User’s Guide

The Lexicon is a work in progress. It should be considered provisional and will be expanded as each letter entry is completed.

The lexicon is organised alphabetically.

Each word entry is followed by a pithy descriptor, derived freely from the etymological analyses that follow - eg. Elaborately work(ed) out and fully free(d).

Each entry features linguistic references and etymologies, using the following abbreviations, and giving, in each case, a list of correlates and synonyms in the different languages

AS: Anglosaxon

E = English

F: French

G: German

GK = Greek

HB = Hebrew

L = Latin

ME: Middle English

OF: Old French

OHG: Old High German

S = spanish

SKT = Sanscrit

Etymological roots are indicated by an asterisk - eg. *VAS

The use of etymologies to generate constellations of meanings is poietic rather than scientific. This does not undermine verisimilitude.

In each entry, correlates and other related words are shown in italics at the end of the entry and instances of words that are entries in the lexicon are shown in bold and hyperlinked.

The following three main sources for etymologies are used interchangeably across the entries:

Strong, James. The Exhaustive Concordance of the Bible (1890)
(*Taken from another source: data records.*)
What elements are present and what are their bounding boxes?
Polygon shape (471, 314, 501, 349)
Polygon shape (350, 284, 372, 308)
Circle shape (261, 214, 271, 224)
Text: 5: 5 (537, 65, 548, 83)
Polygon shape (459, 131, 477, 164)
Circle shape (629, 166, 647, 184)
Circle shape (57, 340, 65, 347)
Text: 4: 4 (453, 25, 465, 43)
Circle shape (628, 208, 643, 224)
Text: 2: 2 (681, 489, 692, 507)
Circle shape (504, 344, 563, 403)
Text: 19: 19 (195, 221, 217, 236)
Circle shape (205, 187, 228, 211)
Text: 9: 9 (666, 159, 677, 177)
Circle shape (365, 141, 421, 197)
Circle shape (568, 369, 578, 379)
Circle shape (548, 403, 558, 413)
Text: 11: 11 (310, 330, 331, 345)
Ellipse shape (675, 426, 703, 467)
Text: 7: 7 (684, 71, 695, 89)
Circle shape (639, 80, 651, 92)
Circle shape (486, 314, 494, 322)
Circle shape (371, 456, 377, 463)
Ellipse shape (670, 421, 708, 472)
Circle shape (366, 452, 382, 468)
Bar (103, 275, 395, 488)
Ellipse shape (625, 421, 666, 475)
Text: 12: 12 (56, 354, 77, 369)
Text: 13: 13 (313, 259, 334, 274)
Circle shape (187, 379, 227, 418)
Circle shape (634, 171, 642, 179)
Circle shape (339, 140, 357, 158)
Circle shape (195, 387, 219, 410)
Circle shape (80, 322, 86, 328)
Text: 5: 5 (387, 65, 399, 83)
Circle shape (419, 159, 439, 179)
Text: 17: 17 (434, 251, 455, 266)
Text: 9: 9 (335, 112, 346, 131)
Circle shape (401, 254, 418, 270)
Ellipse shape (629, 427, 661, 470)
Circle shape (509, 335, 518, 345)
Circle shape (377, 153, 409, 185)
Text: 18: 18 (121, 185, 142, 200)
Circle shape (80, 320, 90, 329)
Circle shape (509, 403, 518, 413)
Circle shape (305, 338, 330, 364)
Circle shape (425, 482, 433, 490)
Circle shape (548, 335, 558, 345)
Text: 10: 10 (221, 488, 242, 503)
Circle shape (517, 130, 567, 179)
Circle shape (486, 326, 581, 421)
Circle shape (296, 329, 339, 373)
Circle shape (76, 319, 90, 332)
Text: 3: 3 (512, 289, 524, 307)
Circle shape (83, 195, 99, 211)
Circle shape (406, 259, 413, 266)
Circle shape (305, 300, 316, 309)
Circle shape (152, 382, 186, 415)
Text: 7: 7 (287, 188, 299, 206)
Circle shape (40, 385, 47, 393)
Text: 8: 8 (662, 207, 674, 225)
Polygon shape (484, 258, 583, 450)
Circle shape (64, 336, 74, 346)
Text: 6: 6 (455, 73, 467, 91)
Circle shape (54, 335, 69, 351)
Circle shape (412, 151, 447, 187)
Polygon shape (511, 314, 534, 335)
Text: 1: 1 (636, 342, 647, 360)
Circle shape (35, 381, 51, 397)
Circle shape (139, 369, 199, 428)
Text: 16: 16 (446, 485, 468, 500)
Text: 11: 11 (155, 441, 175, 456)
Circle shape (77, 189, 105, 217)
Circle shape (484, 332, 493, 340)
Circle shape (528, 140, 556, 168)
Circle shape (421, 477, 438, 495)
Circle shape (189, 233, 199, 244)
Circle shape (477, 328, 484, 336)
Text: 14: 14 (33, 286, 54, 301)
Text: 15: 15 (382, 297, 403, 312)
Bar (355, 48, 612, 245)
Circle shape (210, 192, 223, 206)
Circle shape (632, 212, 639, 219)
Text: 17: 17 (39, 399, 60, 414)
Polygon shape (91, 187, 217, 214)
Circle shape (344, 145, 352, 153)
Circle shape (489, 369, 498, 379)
Skeat, Walter W. An Etymological Dictionary of the English Language (1888)

Etymonline

Words refer to things but also to agencies. Words work, they put to work, which is to say they trigger or unclench patterns and sequences of related ideas that can form fabrics of sense, each with their own nap, their structure of warp and weft, their texture and structural properties

The objective of the lexicon is to multiply possible meanings into webs or constellations of sense, rather than to venture any conclusive or singular definition.

The function of ambiguity is pivotal to the semiotic atmosphere produced around each word when it is put into relation with or conjugated by its multiple correlates ansd synonyms.